Kerri Habben, Correspondent
Some people bring home puppies or kittens, perhaps a guinea pig. Two years ago this month we brought home the Madame.
To her credit, she is quite the agreeable soul. She contentedly eats leftovers, helps in the garden, and never complains.
In fact, she has yet to utter a single word. This is extremely fortunate because if the composter we purchased from the city of Raleigh suddenly started talking, we'd truly start to wonder about ourselves.
After we brought the composter home, I set it up beside the old shed. I write the "old shed" as opposed to the new shed, where the lawn mower lives. By the all rights the old shed should have capitulated to Hurricane Fran more than a decade ago. In its sheer persistence, it retains a rustic charm and earns its keep as a house for flower pots, tomato cages, and bird seed. One outside wall serves as a terminus for the wash lines, and beside it is a patch of ivy grown gracefully wild.
The Madame was given her aristocratic moniker as we were sitting on the back porch. I was contemplatively sipping a coffee, and my mother was cross-stitching. I leaned back and was studying the contraption I had secured to the ground only a few hours before.
"We should name the composter," I suggested.
My mother paused, needle and thread poised midair, and studied me, one eyebrow slightly raised.
"It would be more fun than calling it the compost heap," I replied.
"True," she acknowledged, finishing that stitch and then another.
Thus the Madame received her title, so named as the black barrel resembles the flowing and formal skirt that a Victorian lady of means may have worn as she sat in her parlor.
When her scrap pail is full, she receives her repast.

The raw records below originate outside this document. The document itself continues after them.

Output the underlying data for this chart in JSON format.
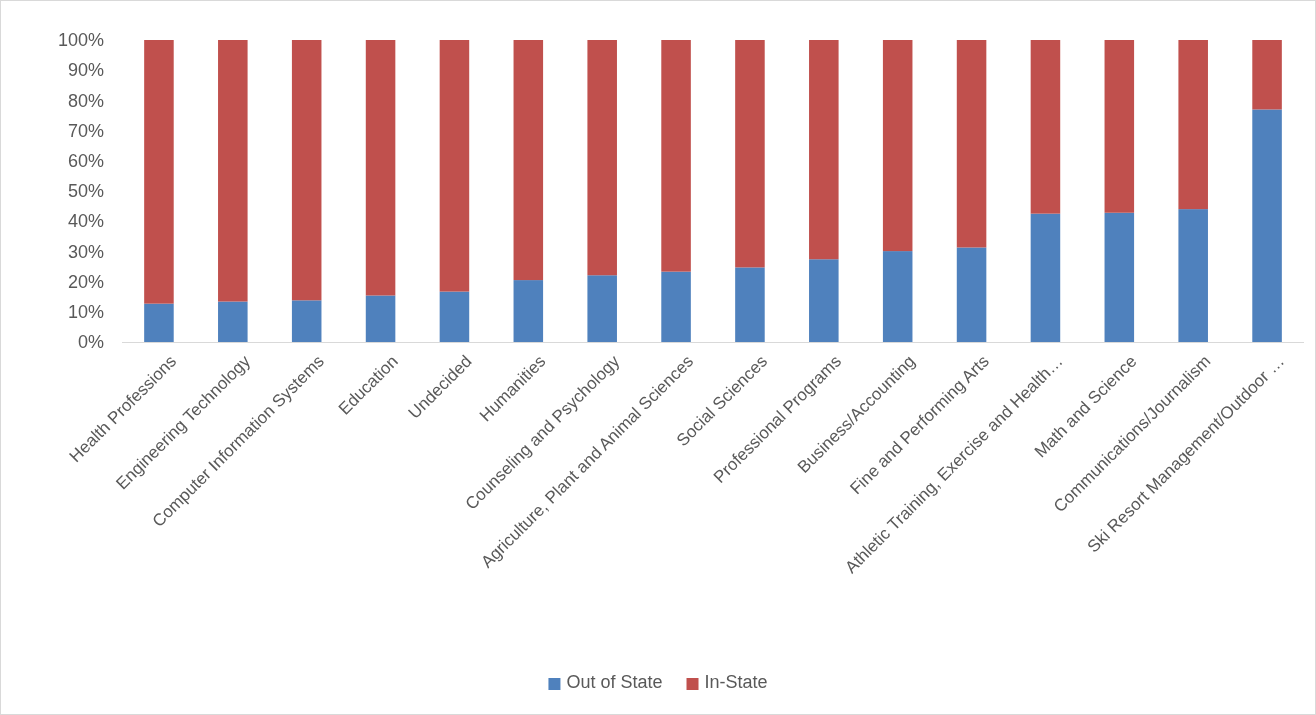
{
  "chart_data": {
    "type": "bar",
    "stacked": true,
    "categories": [
      "Health Professions",
      "Engineering Technology",
      "Computer Information Systems",
      "Education",
      "Undecided",
      "Humanities",
      "Counseling and Psychology",
      "Agriculture, Plant and Animal Sciences",
      "Social Sciences",
      "Professional Programs",
      "Business/Accounting",
      "Fine and Performing Arts",
      "Athletic Training, Exercise and Health…",
      "Math and Science",
      "Communications/Journalism",
      "Ski Resort Management/Outdoor …"
    ],
    "series": [
      {
        "name": "Out of State",
        "color": "#4f81bd",
        "values": [
          12.7,
          13.4,
          13.8,
          15.4,
          16.7,
          20.5,
          22.1,
          23.3,
          24.7,
          27.4,
          30.1,
          31.3,
          42.5,
          42.8,
          44.0,
          77.0
        ]
      },
      {
        "name": "In-State",
        "color": "#c0504d",
        "values": [
          87.3,
          86.6,
          86.2,
          84.6,
          83.3,
          79.5,
          77.9,
          76.7,
          75.3,
          72.6,
          69.9,
          68.7,
          57.5,
          57.2,
          56.0,
          23.0
        ]
      }
    ],
    "ylim": [
      0,
      100
    ],
    "yticks": [
      {
        "value": 0,
        "label": "0%"
      },
      {
        "value": 10,
        "label": "10%"
      },
      {
        "value": 20,
        "label": "20%"
      },
      {
        "value": 30,
        "label": "30%"
      },
      {
        "value": 40,
        "label": "40%"
      },
      {
        "value": 50,
        "label": "50%"
      },
      {
        "value": 60,
        "label": "60%"
      },
      {
        "value": 70,
        "label": "70%"
      },
      {
        "value": 80,
        "label": "80%"
      },
      {
        "value": 90,
        "label": "90%"
      },
      {
        "value": 100,
        "label": "100%"
      }
    ],
    "grid": false,
    "legend": "bottom"
  }
}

She often dines on potato peels, apple cores, spent tea bags, eggshells and used coffee grounds. Other times her fare includes cabbage and lettuce leaves, carrot scrapings, onion skins, and the occasional melon rind.
When I remove the lid from the barrel and tiny flies are swirling, it is past time to aerate the mixture; the Madame has grown restless. I don't just put in old newspaper; I bring her reading material.
I remember well the first time I used the compost the Madame produced. It was October, and I had planted chrysanthemums and tulip bulbs.
I lifted the door at the base of the barrel, and there before me was indeed a minuscule composite of natural foods enjoyed throughout the summer. In autumn's afternoon light, there glistened the remaining nutrients from our appropriate peelings and discards. Back into the soil these gleanings would go, bits that were once vegetables after first being seedlings that fought their way to the surface.
I have learned to not be surprised if the particles don't break down as quickly as I expect. After working hard to achieve the perfect conditions, sometimes all that remains is to leave it to the elements and wait.
The compost, as it evolves, is both raw and dormant. I've felt this way myself, shaken up, in transition, and yet somehow in the same place.
Unlike me, the compost doesn't have to tell itself to be patient, to accept these unsettled moments as inherently valuable ones.
The compost simply takes everything within it, rearranges it, and pares it down until that which remains is precisely what is necessary for further growth and new beginnings. It just travels its journey, deriving the optimum good from what it is given.
When I consider it that way, the Madame, even in her silence, has spoken volumes.